Abhishek Banerjee, MP and Mamata’s nephew, had recently said that Kishenji was killed by the Mamata government. His statement has found a place in the document—“We appreciate the comment of the unofficially biggest leader of the Trinamool Congress after Mamata for telling the truth. The time has come that Mamata should face punishment for it.”
However, Mamata has not made it to their hit list, unlike former CPI(M) chief minister Buddhadeb Bhattacharjee, which points to the change in the party's ideology under the new leadership. After Kishenji’s death, his brother Venugopal Rao has taken over the military commission. An intelligence officer said: “It was not clear who all are in charge of the eastern bureau apart from Akash and Jayanta, a squad member. However, we have information that surrendered leaders like Narayan Sanyal, who was released from jail last year, have been guiding the party in West Bengal.” Sanyal, one of the founder members of CPI (Maoist), recently visited Bengal and gave a report to the central committee.

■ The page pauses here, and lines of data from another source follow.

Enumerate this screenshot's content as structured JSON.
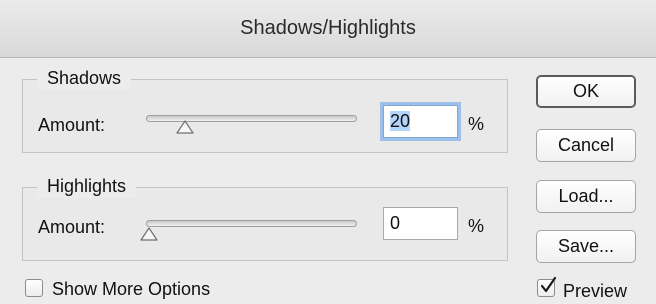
{
  "window": {
    "title": "Shadows/Highlights"
  },
  "shadows": {
    "group_label": "Shadows",
    "amount_label": "Amount:",
    "amount_value": "20",
    "amount_percent": 20,
    "unit": "%"
  },
  "highlights": {
    "group_label": "Highlights",
    "amount_label": "Amount:",
    "amount_value": "0",
    "amount_percent": 0,
    "unit": "%"
  },
  "buttons": {
    "ok": "OK",
    "cancel": "Cancel",
    "load": "Load...",
    "save": "Save..."
  },
  "options": {
    "show_more_label": "Show More Options",
    "show_more_checked": false,
    "preview_label": "Preview",
    "preview_checked": true
  }
}
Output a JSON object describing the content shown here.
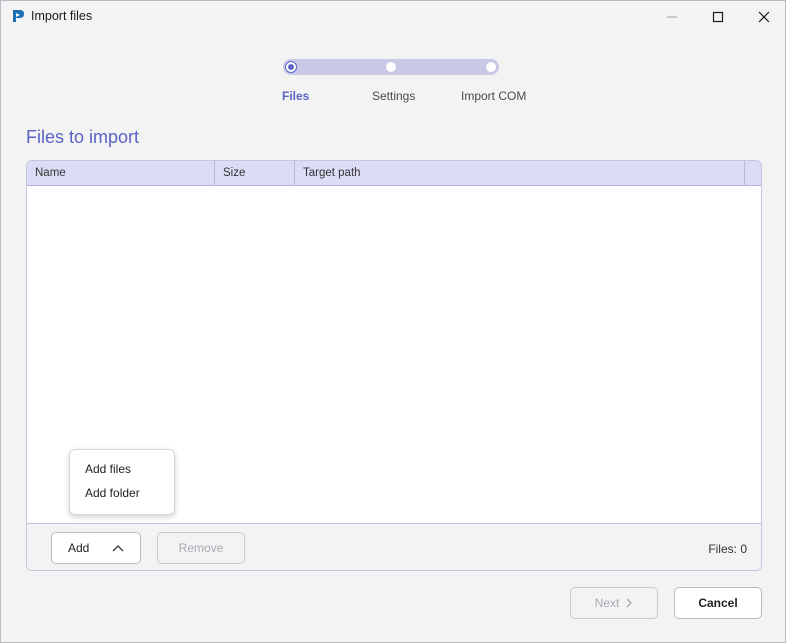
{
  "window": {
    "title": "Import files",
    "icons": {
      "app": "app-logo-icon",
      "minimize": "minimize-icon",
      "maximize": "maximize-icon",
      "close": "close-icon"
    }
  },
  "stepper": {
    "steps": [
      {
        "label": "Files",
        "active": true
      },
      {
        "label": "Settings",
        "active": false
      },
      {
        "label": "Import COM",
        "active": false
      }
    ]
  },
  "section_title": "Files to import",
  "table": {
    "columns": [
      "Name",
      "Size",
      "Target path"
    ],
    "rows": []
  },
  "footer": {
    "add_label": "Add",
    "remove_label": "Remove",
    "files_count": "Files: 0"
  },
  "add_menu": {
    "items": [
      "Add files",
      "Add folder"
    ]
  },
  "actions": {
    "next_label": "Next",
    "cancel_label": "Cancel"
  },
  "colors": {
    "accent": "#5b64c6",
    "header_bg": "#dcdcf6",
    "track": "#c8c9e6"
  }
}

With party chief Muppalla Lakshmana Rao aka Ganapathy, who sources said is in China, now issuing a diktat to win people's hearts, party leaders have asked the cadre to visit every house in Jangalmahal and offer unconditional apology. “Our operation in West Bengal was nothing short of a revolution. But we executed people without disclosing what their crime was. We beheaded them, which definitely was against our mode of work and ethics,” read the document.

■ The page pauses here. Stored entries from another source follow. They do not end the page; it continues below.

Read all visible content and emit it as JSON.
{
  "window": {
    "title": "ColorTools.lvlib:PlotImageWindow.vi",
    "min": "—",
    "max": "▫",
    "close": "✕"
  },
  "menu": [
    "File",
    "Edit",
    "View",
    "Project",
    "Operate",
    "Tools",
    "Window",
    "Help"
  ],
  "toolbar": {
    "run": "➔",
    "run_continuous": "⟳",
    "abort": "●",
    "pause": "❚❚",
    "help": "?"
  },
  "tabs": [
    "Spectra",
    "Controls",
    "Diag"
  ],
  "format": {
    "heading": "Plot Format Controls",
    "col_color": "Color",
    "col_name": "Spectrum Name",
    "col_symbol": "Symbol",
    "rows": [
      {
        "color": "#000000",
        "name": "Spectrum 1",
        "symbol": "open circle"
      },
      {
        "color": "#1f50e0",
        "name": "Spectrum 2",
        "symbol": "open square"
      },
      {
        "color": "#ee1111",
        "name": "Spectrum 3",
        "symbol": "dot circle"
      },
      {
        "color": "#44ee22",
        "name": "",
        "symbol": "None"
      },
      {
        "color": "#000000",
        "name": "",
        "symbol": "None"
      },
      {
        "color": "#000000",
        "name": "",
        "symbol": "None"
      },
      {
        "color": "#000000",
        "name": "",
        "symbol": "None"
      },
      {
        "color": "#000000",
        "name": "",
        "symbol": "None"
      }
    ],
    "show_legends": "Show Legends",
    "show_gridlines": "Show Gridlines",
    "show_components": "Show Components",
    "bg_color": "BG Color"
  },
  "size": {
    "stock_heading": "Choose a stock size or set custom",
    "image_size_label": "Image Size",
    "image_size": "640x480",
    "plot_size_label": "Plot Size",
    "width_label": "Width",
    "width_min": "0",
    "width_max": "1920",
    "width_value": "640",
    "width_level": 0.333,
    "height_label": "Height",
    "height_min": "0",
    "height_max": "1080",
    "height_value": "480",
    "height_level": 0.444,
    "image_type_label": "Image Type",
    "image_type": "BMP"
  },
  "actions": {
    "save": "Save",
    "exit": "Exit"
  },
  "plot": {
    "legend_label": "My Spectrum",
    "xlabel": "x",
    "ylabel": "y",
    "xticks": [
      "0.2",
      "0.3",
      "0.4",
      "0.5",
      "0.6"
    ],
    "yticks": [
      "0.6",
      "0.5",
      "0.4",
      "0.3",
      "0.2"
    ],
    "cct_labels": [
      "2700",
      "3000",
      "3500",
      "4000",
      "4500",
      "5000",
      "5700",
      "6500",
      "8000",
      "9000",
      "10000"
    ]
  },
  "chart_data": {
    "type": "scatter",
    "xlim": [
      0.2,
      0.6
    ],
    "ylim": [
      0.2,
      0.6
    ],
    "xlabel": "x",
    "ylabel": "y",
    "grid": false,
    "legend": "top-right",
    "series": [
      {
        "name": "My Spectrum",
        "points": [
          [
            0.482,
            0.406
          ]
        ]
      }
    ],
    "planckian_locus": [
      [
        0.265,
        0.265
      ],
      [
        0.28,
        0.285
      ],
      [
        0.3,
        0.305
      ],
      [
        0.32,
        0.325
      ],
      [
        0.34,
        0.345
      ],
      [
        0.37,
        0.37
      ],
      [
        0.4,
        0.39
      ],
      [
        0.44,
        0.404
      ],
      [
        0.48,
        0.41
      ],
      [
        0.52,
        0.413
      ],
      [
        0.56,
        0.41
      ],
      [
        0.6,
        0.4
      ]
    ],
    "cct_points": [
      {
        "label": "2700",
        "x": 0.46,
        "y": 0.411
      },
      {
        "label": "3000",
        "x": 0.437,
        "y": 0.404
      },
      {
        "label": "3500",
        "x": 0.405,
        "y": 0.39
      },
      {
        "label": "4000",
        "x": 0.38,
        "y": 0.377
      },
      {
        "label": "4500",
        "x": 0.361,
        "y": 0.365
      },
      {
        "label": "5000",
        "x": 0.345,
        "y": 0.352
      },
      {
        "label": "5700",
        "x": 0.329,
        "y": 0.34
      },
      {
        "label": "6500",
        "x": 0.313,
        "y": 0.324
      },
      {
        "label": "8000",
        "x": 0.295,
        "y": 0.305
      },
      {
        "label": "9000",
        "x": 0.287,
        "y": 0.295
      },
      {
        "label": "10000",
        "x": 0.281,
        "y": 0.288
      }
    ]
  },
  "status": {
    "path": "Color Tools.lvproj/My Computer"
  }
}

But the families of the leaders who were killed by Maoists are in no mood to accept the apology. “Forgive? What forgiveness do they want? They acted like beasts,” said Deben Singh's son Chandra Sekhar Singh, a paramilitary jawan. “Should we forgive them? No, never. My father’s soul would cry if I forgive them.”

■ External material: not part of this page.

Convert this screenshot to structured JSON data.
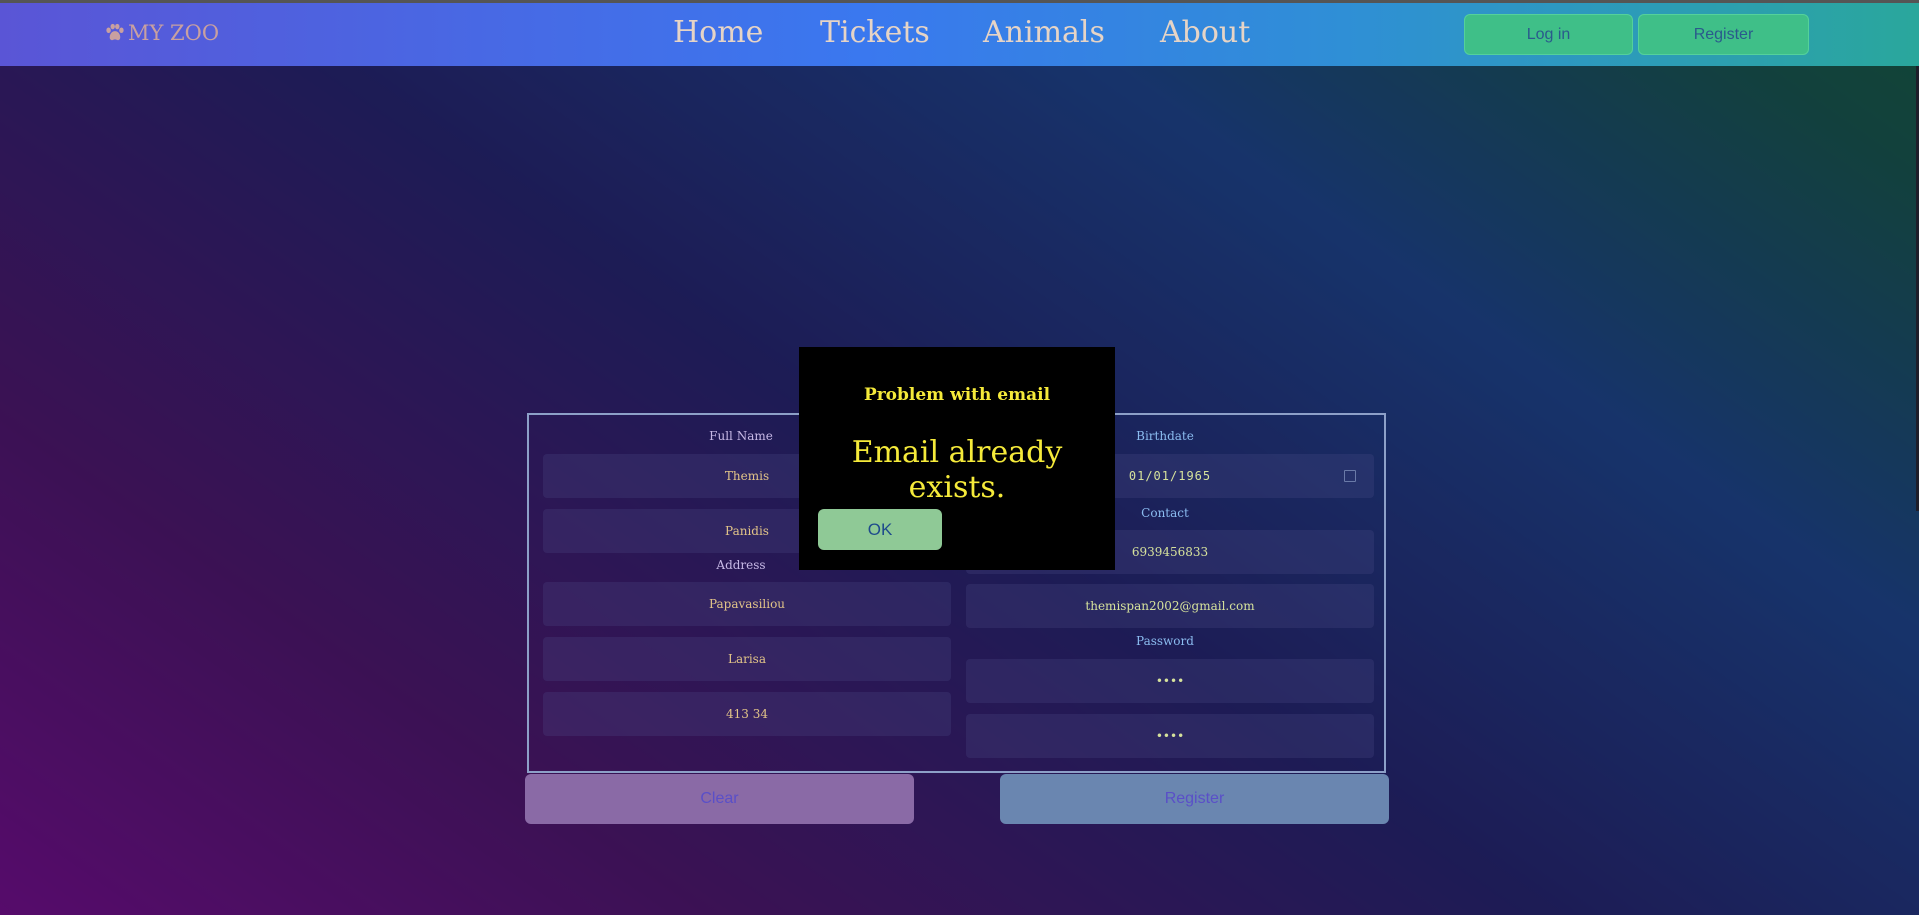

Intelligence sources, however, say the apology idea seems to be working as villagers have started attending small meetings of Maoists. Maoists have formed squads in the interiors of Purulia and Bankura districts, and are advancing towards West Midnapore and the newly set up Jhargram district. This time, Maoists are taking up social issues to come closer to villagers. For instance, in Purulia, they have asked people to demand the withdrawal of the hydro-power project in Ayodhya hills that would displace many people. In Salboni, where a Jindal Steel project is to take off, they have asked the villagers to demand their lands back a la Singur style. Moreover, they are instigating villagers against the Mamata government, which, they say, has done nothing substantial in the last four years.
But Maoists are being very cautious about their resurgence. Their local leaders were either unaware of the meetings or reluctant to talk about them. “It is difficult to know. We have no knowledge about it,” said Manoj Mahato, former member of PCAPA, who is now out on bail. Will he lead another movement? “The violence did not bring us anything. Let’s see how things progress. Hopefully, the one in the past was our last bloody movement,” said Manoj.
But security officials are not very optimistic. They said it would be easy for Maoists to make a grand comeback if they could incite the villagers and gear them up to launch another protest.
“Things are not that easy this time. Even people of Jangalmahal have today realised that violence has no meaning,” said Chunibala Hansda, Jharkhand Party (Naren) leader and former MLA. “But the present government has done nothing except give a little rice to poor people at Rs2. We fear once people get angry, they would turn to Maoists again.”